Tap at the top of the screen and a tool bar pops up with buttons to control brightness, add bookmarks, search and display thumbnails of the pages. Using this feature, you can navigate the thumbnails to the Table of Contents. Display that page and even use the built in hyper-links to quickly navigate to another topic simply by tapping on the topic name!
The Apple iPhone 4 has a 3.5″ (diagonal) display with 960×640 resolution. Older versions of the iPhone and iPod Touch have the same size display at 480×320 resolution. Below is an image of the same e-book as viewed in iBooks on an iPhone 4.
This image is quite small, not readable for my eyes. But again, you can pinch-zoom to make it bigger. You can scroll the text around with your finger to view any text that has been clipped due to the zooming.
Unfortunately, we do not have the option to change the actual font size in our PDFs.

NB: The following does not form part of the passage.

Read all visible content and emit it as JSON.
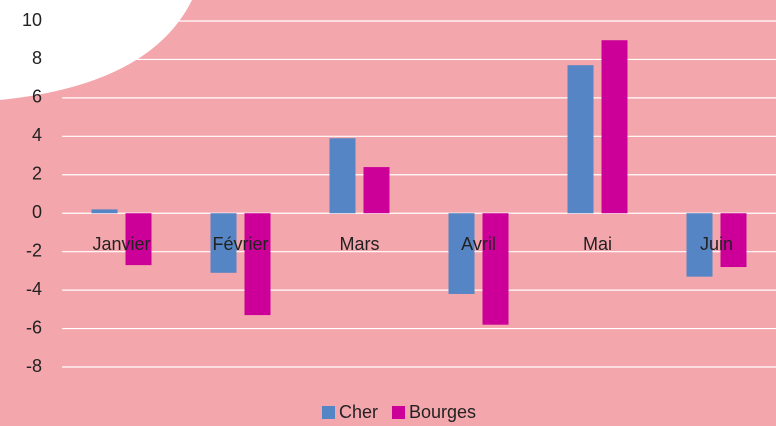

While this would also aid in the reading of the text, it plays havoc with our code formatting. SAPIEN is experimenting with various tools that would help us transfer our PDFs to ePub format (the supported format for iBooks, Sony eReader and the Nook.) Once we can create properly formatted e-books using these tools, we hope to offer our e-books in the ePub format. This would give our users a wide variety of devices from which they can read their SAPIEN Press e-books.